Due date: .
Instructions: Upload your homework using the
homework turnin page.
Turn in a Pig script called script.pig that contains
the Pig code to peform the queries listed later in this assignment.
Pig
The following links have information on Pig.
Download the the
latest release of Pig.
Pig runs on Linux/Unix or Windows (with Cygwin).

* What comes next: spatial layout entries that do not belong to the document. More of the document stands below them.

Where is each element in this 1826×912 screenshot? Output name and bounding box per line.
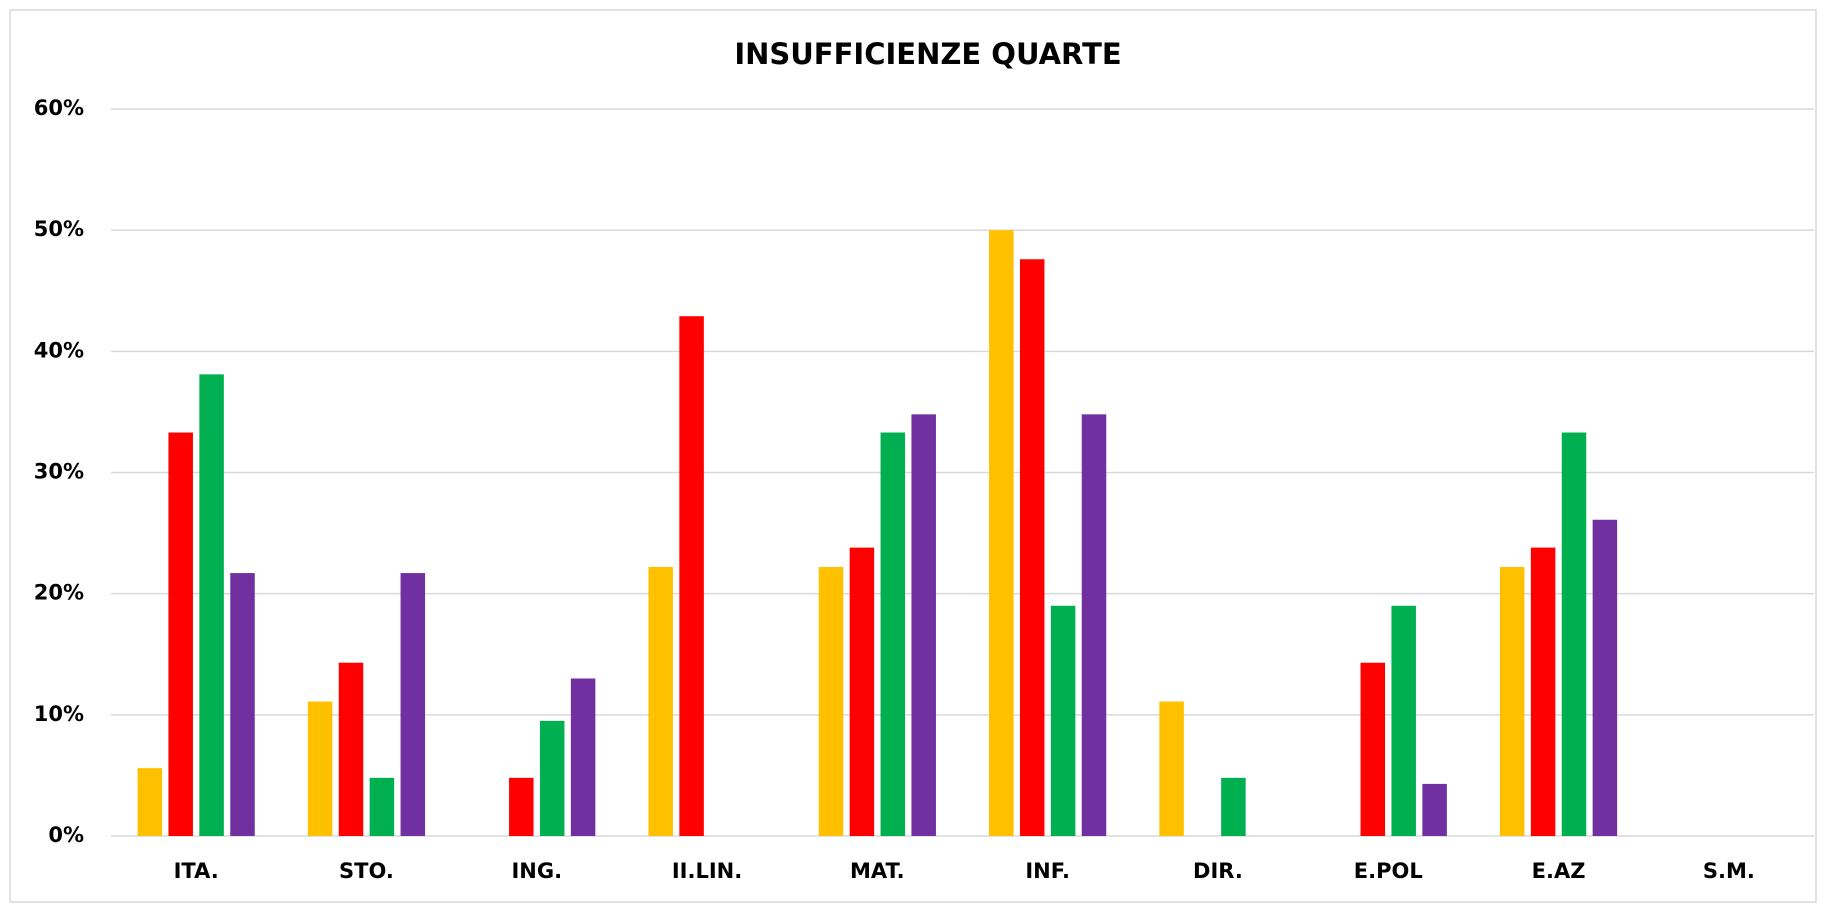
bar bbox=[1422, 783, 1447, 836]
bar bbox=[1019, 259, 1045, 836]
bar bbox=[1592, 519, 1618, 836]
bar bbox=[849, 547, 875, 836]
bar bbox=[679, 316, 704, 836]
y-tick-label: 10% bbox=[34, 702, 84, 726]
bar bbox=[137, 768, 163, 836]
bar bbox=[1561, 432, 1587, 836]
bar bbox=[539, 720, 565, 836]
bar bbox=[1159, 701, 1184, 836]
bar bbox=[880, 432, 906, 836]
x-tick-label: ITA. bbox=[174, 859, 219, 883]
bar bbox=[168, 432, 193, 836]
bar bbox=[400, 573, 426, 836]
y-tick-label: 30% bbox=[34, 460, 84, 484]
bar bbox=[989, 230, 1014, 836]
bar bbox=[911, 414, 936, 836]
x-tick-label: STO. bbox=[339, 859, 394, 883]
bar bbox=[648, 567, 673, 836]
bar bbox=[1050, 605, 1076, 836]
x-tick-label: ING. bbox=[511, 859, 562, 883]
bar bbox=[338, 662, 364, 836]
bar bbox=[230, 573, 255, 836]
bar bbox=[1360, 662, 1386, 836]
chart-title: INSUFFICIENZE QUARTE bbox=[734, 37, 1121, 71]
y-tick-label: 40% bbox=[34, 338, 84, 362]
x-tick-label: MAT. bbox=[850, 859, 905, 883]
bar bbox=[818, 567, 844, 836]
y-tick-label: 0% bbox=[48, 823, 84, 847]
y-tick-label: 20% bbox=[34, 581, 84, 605]
x-tick-label: II.LIN. bbox=[672, 859, 742, 883]
x-tick-label: INF. bbox=[1025, 859, 1070, 883]
bar bbox=[307, 701, 333, 836]
y-tick-label: 60% bbox=[34, 96, 84, 120]
bar bbox=[509, 777, 534, 836]
x-tick-label: S.M. bbox=[1703, 859, 1755, 883]
bar bbox=[1391, 605, 1416, 836]
x-tick-label: DIR. bbox=[1193, 859, 1243, 883]
x-tick-label: E.POL bbox=[1354, 859, 1423, 883]
bar bbox=[369, 777, 395, 836]
bar bbox=[1499, 567, 1525, 836]
bar bbox=[1081, 414, 1107, 836]
bar bbox=[1530, 547, 1556, 836]
bar bbox=[1221, 777, 1246, 836]
bar bbox=[199, 374, 224, 836]
x-tick-label: E.AZ bbox=[1532, 859, 1586, 883]
bar bbox=[570, 678, 596, 836]
y-tick-label: 50% bbox=[34, 217, 84, 241]
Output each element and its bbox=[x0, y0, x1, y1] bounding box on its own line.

Unpack the downloaded code.
Since we don't have access to a cloud, we will use a "local" execution of
Pig and no special configuration is needed, though Java 1.6.x or newer
is required to be installed.
Running Pig
The following execution description assumes you are running Pig on a
Linux system.
First, be sure your JAVA_HOME environment variable is set. For instance
in bash you would use.
printenv | grep JAVA
to see the environment variables that start with JAVA. If you don't see it
then define it. (The commands below are specific to bash and where Java is
installed, moodify for your system.)
JAVA_HOME = /usr/java/latest
export JAVA_HOME
Next "cd" to the Pig directory. Then you can run the Pig shell with the
following command.
bin/pig -x local
You should see the following command prompt.
grunt>
You are now ready to execute Pig statements.
Note that for this assignment you will put all of your commands in a
single file which can be run as follows (collecting output
in foo.txt .
bin/pig -x local <script.pig >foo.txt
Loading the data
The three comma-separated data files to use
for this assignment are
actor.csv ,
movie.csv , and
casting.csv .
The schema (column ordering) for each file is listed below.
Movie (MovieID, Title, Year, Score, Votes)
Actor(ActorID, Name)
Casting (MovieID, ActorID, Ordinal):
In the Movie table, the Score is a measure of a movie's popularity
as voted on by internet users. Votes is the number of votes cast.
The Casting table relates actors with the movies in which they are cast.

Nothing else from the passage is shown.